Private equity has a key role to play in attracting new clients. “Access to private markets and alternative investments is becoming more important as traditional investing is becoming more commoditised,” Nanayakkara notes.

“We see firms establishing partnerships with a greater number of PE and [alternatives managers] to provide greater access.”

“Access to private markets and alternative investments is becoming more important as traditional investing is becoming more commoditised”
Nalika Nanayakkara,

Although many within the industry see greater access as a natural progression and part of organic growth, regulators are nervous, Clare Gaskell, partner at Simpson Thacher, said at PEI’s Women in Private Markets Summit in December.

“The risk is that the more that retail investors, or less sophisticated investors, are targeted and able to invest… you end up almost with a convergence between the public and private markets,” she said. “Clearly, the less experienced people are, the harder it will be for them to assess risk.”

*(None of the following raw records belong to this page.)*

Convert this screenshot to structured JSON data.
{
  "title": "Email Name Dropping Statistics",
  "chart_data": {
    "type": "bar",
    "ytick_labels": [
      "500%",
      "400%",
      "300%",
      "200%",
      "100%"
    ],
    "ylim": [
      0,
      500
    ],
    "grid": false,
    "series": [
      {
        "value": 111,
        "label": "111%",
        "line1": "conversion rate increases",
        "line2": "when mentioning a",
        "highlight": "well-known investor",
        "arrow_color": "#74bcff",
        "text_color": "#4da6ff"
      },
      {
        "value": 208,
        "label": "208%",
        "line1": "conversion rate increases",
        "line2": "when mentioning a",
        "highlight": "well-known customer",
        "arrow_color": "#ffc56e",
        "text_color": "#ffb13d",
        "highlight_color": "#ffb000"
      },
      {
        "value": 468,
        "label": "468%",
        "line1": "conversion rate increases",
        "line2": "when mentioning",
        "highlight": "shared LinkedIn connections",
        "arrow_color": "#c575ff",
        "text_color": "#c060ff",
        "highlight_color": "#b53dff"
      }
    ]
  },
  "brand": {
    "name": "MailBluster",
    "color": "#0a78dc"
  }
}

And this is just one of the dangers that critics have identified. External shocks, such as market fluctuations (or, indeed, a global pandemic), historically have their own impact on vast pools of wealth – although, Cambridge’s Ivey notes, this is again dependant on the type of client. “We re-run different scenarios and show [our clients] what could happen to them if we have another financial crisis,” he says. Being on the institutional side of private wealth investment, “our clients are aware of and understand market volatility and are taking a long-term approach, so the greater risk for them is the absolute risk of loss of capital”.

Private equity is an inherently risky asset class – something firms and advisers alike have a responsibility to ensure their private wealth clients understand. Still, if accessed correctly, private wealth offers a rapidly expanding and potentially lucrative source of capital for an industry that may wish to reduce its reliance on overallocated institutions.

“It’s an exciting time to be in the alternatives business in private wealth,” Solotar says, “towards the beginning of what I think will be a very long growth trajectory.”